On 7/20/22 09:52, Adrian Klaver wrote:
> On 7/20/22 01:28, Ron wrote:
>> On 7/20/22 00:08, Rama Krishnan wrote:
>>> Hi All,
>>>
>>> I am doing purge activity my sales table contains 5M records I am going 
>>> to delete more than 1 year data (which was 3M) records so it was running 
>>> more so I want to do batch wise deletion through plsql
>>>
>>>
>>>
>>>
>>>  created or replace function data_purge() returns void as$$
>>> Declare
>>> Begin
>>> Drop table test_old;
>>> Create table test_old as select * from sales where bill_date<now() 
>>> -interval '1 year';
>>>
>>> Delete table sales where sales_id in (select sales_id from test_old;
>>>
>>> End;
>>> $$ language plpgsql;
>>>
>>>
>>> Kindly guide me
>>
>> Why not just DELETE FROM sales WHERE bill_date<NOW() -INTERVAL '1 year';?
>>
>
> Because it looks like the OP is saving the old records in test_old.
>
>

-- 
Angular momentum makes the world go 'round.



Re: Batch process

From
Adrian Klaver
Date:
On 7/20/22 11:16 AM, Ron wrote:
> But the first thing he does is drop test_old.

Then:

Create table test_old as select * from sales where bill_date<now() 
-interval '1 year';

At that point you could do either:

Delete from sales where sales_id in (select sales_id from test_old);

or

DELETE FROM sales WHERE bill_date<NOW() -INTERVAL '1 year';


> 
> On 7/20/22 09:52, Adrian Klaver wrote:
>> On 7/20/22 01:28, Ron wrote:
>>> On 7/20/22 00:08, Rama Krishnan wrote:
>>>> Hi All,
>>>>
>>>> I am doing purge activity my sales table contains 5M records I am 
>>>> going to delete more than 1 year data (which was 3M) records so it 
>>>> was running more so I want to do batch wise deletion through plsql
>>>>
>>>>
>>>>
>>>>
>>>>  created or replace function data_purge() returns void as$$
>>>> Declare
>>>> Begin
>>>> Drop table test_old;
>>>> Create table test_old as select * from sales where bill_date<now() 
>>>> -interval '1 year';
>>>>
>>>> Delete table sales where sales_id in (select sales_id from test_old;
>>>>
>>>> End;
>>>> $$ language plpgsql;
>>>>
>>>>
>>>> Kindly guide me
>>>
>>> Why not just DELETE FROM sales WHERE bill_date<NOW() -INTERVAL '1 
>>> year';?
>>>
>>
>> Because it looks like the OP is saving the old records in test_old.
>>
>>
> 


-- 
Adrian Klaver
adrian.klaver@aklaver.com



Re: Batch process

From
Ron
Date:
How will DELETE WHERE sales_id IN (...); , given that test_old has no index?
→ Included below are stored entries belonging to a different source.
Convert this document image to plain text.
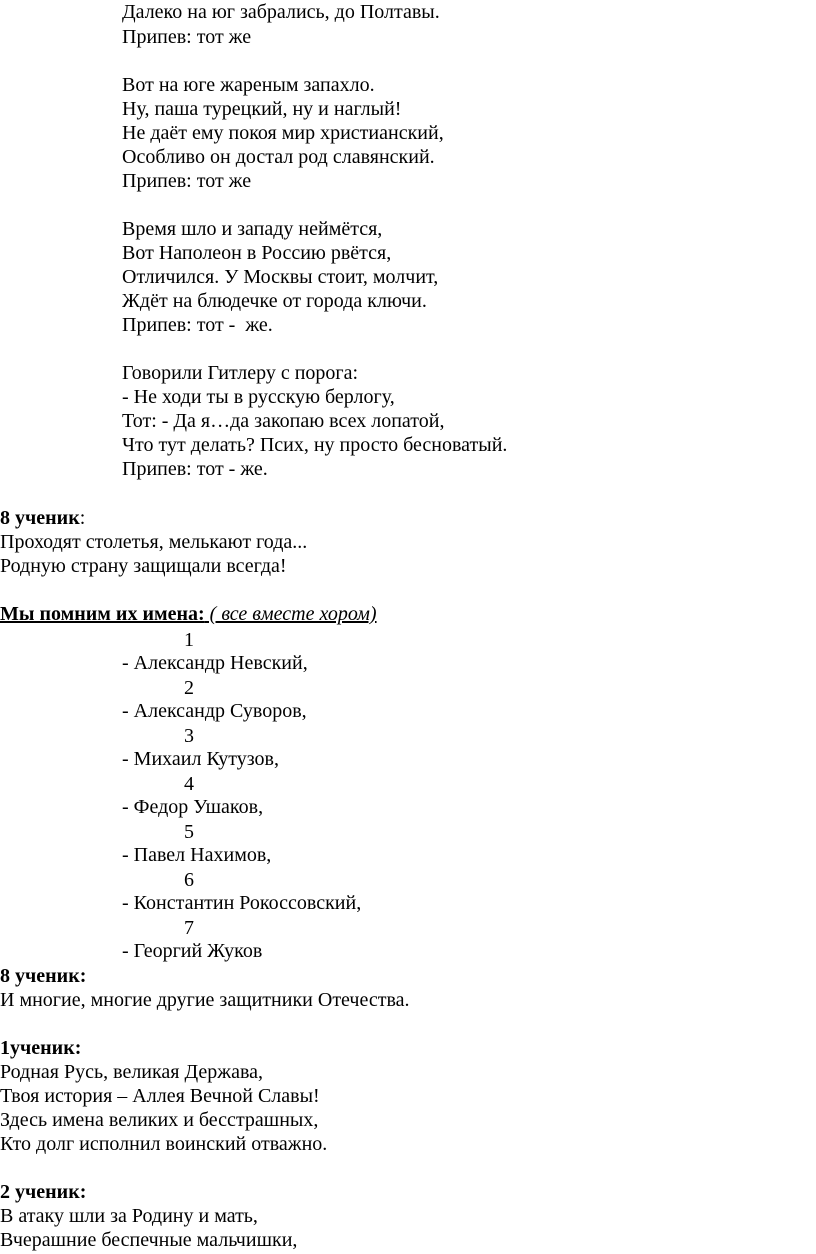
Далеко на юг забрались, до Полтавы.
Припев: тот же
Вот на юге жареным запахло.
Ну, паша турецкий, ну и наглый!
Не даёт ему покоя мир христианский,
Особливо он достал род славянский.
Припев: тот же
Время шло и западу неймётся,
Вот Наполеон в Россию рвётся,
Отличился. У Москвы стоит, молчит,
Ждёт на блюдечке от города ключи.
Припев: тот -  же.
Говорили Гитлеру с порога:
- Не ходи ты в русскую берлогу,
Тот: - Да я…да закопаю всех лопатой,
Что тут делать? Псих, ну просто бесноватый.
Припев: тот - же.
8 ученик:
Проходят столетья, мелькают года...
Родную страну защищали всегда!
Мы помним их имена: ( все вместе хором)
1
- Александр Невский,
2
- Александр Суворов,
3
- Михаил Кутузов,
4
- Федор Ушаков,
5
- Павел Нахимов,
6
- Константин Рокоссовский,
7
- Георгий Жуков
8 ученик:
И многие, многие другие защитники Отечества.
1ученик:
Родная Русь, великая Держава,
Твоя история – Аллея Вечной Славы!
Здесь имена великих и бесстрашных,
Кто долг исполнил воинский отважно.
2 ученик:
В атаку шли за Родину и мать,
Вчерашние беспечные мальчишки,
Of course, we don't know if there's an index on sales.bill_date, since OP's 
only response has been another "tell me how to do it".

On 7/20/22 13:32, Adrian Klaver wrote:
> On 7/20/22 11:16 AM, Ron wrote:
>> But the first thing he does is drop test_old.
>
> Then:
>
> Create table test_old as select * from sales where bill_date<now() 
> -interval '1 year';
>
> At that point you could do either:
>
> Delete from sales where sales_id in (select sales_id from test_old);
>
> or
>
> DELETE FROM sales WHERE bill_date<NOW() -INTERVAL '1 year';
>
>
>>
>> On 7/20/22 09:52, Adrian Klaver wrote:
>>> On 7/20/22 01:28, Ron wrote:
>>>> On 7/20/22 00:08, Rama Krishnan wrote:
>>>>> Hi All,
>>>>>
>>>>> I am doing purge activity my sales table contains 5M records I am 
>>>>> going to delete more than 1 year data (which was 3M) records so it was 
>>>>> running more so I want to do batch wise deletion through plsql
>>>>>
>>>>>
>>>>>
>>>>>
>>>>>  created or replace function data_purge() returns void as$$
>>>>> Declare
>>>>> Begin
>>>>> Drop table test_old;
>>>>> Create table test_old as select * from sales where bill_date<now() 
>>>>> -interval '1 year';
>>>>>
>>>>> Delete table sales where sales_id in (select sales_id from test_old;
>>>>>
>>>>> End;
>>>>> $$ language plpgsql;
>>>>>
>>>>>
>>>>> Kindly guide me
>>>>
>>>> Why not just DELETE FROM sales WHERE bill_date<NOW() -INTERVAL '1 year';?
>>>>
>>>
>>> Because it looks like the OP is saving the old records in test_old.
>>>
>>>
>>
>
>

-- 
Angular momentum makes the world go 'round.



Re: Batch process

From
Adrian Klaver
Date:
On 7/20/22 11:56, Ron wrote:
> How will DELETE WHERE sales_id IN (...); , given that test_old has no 
> index?
> 
> Of course, we don't know if there's an index on sales.bill_date, since 
> OP's only response has been another "tell me how to do it".
> 

This awaits more information. At this point it is about the journey not 
the destination:)


-- 
Adrian Klaver
adrian.klaver@aklaver.com